I read a lot of science fiction when I was a teenager. That was back when guys like Isaac Asimov and Robert Heinlein were in their primes. I vaguely remember reading Asimov's I, Robot and Heinlein's Starship Troopers. As I recall, they were nothing like the movies they inspired. Speaking of movies, no sci-fi writer seems to have inspired more movies than Philip K. Dick. He's a favorite of those who would be the ages of my children, if I had children. I tried reading him but found him uninteresting. I loved the movie Blade Runner though, and it was based on one of his stories. A Stranger In A Strange Land by Robert Heinlein really swore me off science fiction for a long time. I hated "grok", that word he invented. It was such an ugly thing, like "shit" and "fuck", a word that should only be used for cursing, but it caught on among the nerdy set for a while.

The trouble with science fiction is that the writing is so bad. It's right up there with the prose in the really trashy genres like romance novels. In the other entertainment genres, like thrillers and crime novels, there are writers who can be counted on to at least write competent prose. There are even some who write good prose, the crime novelist James Lee Burke is one, and John LeCarre is another, at least in his early years. This opinion isn't just mine though. I recently visited a web site for aspiring writers. In one section, the owners of the site were answering questions from visitors. One would-be writer said that he'd been unable to find a publisher for his sci-fi novel.
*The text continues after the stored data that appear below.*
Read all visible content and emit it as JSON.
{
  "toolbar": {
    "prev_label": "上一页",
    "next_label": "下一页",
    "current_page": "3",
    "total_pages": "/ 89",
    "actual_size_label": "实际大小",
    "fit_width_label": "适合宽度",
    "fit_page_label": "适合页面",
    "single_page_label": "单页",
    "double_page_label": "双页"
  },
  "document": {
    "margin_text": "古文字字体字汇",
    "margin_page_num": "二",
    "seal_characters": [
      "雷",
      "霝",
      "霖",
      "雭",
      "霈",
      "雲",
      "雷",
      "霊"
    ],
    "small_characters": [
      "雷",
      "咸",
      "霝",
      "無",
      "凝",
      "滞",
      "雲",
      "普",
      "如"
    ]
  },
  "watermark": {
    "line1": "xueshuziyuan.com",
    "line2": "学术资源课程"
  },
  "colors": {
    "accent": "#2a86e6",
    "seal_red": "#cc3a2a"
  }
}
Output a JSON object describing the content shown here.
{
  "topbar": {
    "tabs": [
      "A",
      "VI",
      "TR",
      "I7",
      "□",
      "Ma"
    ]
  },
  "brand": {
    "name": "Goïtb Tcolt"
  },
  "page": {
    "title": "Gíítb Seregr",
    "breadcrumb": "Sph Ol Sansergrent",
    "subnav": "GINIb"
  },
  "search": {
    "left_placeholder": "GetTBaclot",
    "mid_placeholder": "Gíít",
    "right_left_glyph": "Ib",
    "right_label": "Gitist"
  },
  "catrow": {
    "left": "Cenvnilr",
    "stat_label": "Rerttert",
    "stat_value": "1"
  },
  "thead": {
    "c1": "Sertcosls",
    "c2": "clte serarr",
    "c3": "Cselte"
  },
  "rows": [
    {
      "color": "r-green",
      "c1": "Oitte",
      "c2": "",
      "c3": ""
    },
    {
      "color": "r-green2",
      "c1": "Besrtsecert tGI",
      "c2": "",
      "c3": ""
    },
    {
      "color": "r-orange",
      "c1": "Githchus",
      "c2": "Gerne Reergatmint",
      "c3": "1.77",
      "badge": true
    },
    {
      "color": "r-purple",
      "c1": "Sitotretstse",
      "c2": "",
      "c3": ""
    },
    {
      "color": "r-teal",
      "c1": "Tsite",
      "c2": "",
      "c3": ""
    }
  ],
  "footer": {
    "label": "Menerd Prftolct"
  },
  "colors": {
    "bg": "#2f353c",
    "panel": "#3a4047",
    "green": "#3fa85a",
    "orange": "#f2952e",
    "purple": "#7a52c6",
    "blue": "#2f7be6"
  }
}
He was wondering if he should publish it himself. The response was that he probably shouldn't bother because the standards were so low in the genre that the book probably wasn't any good if no one would publish it.

All that said, I've found a sci-fiwriter that I like in Richard K. Morgan. I just finished reading his fifth novel Thirteen. I enjoyed it. The book isn't what I would call literature, but it was good entertainment. Prior to this he's written a trilogy featuring mercenary/avenging angel Takeshi Kovaks. All four of these books are in the cyberpunk genre, which is just the noir detective sensibility applied to a dystopian future. That kind of stuff is right up my alley, and I've delighted all of these books. Morgan's fifth book, Market Forces, isn't very good. It was actually the first one that he wrote, and he was unable to find a publisher. When his Takeshi Kovaks novels started to take off, he was apparently able to find a publisher for the book. Strangely enough, it's the first of his books that's been optioned for a movie. Figures, doesn't it?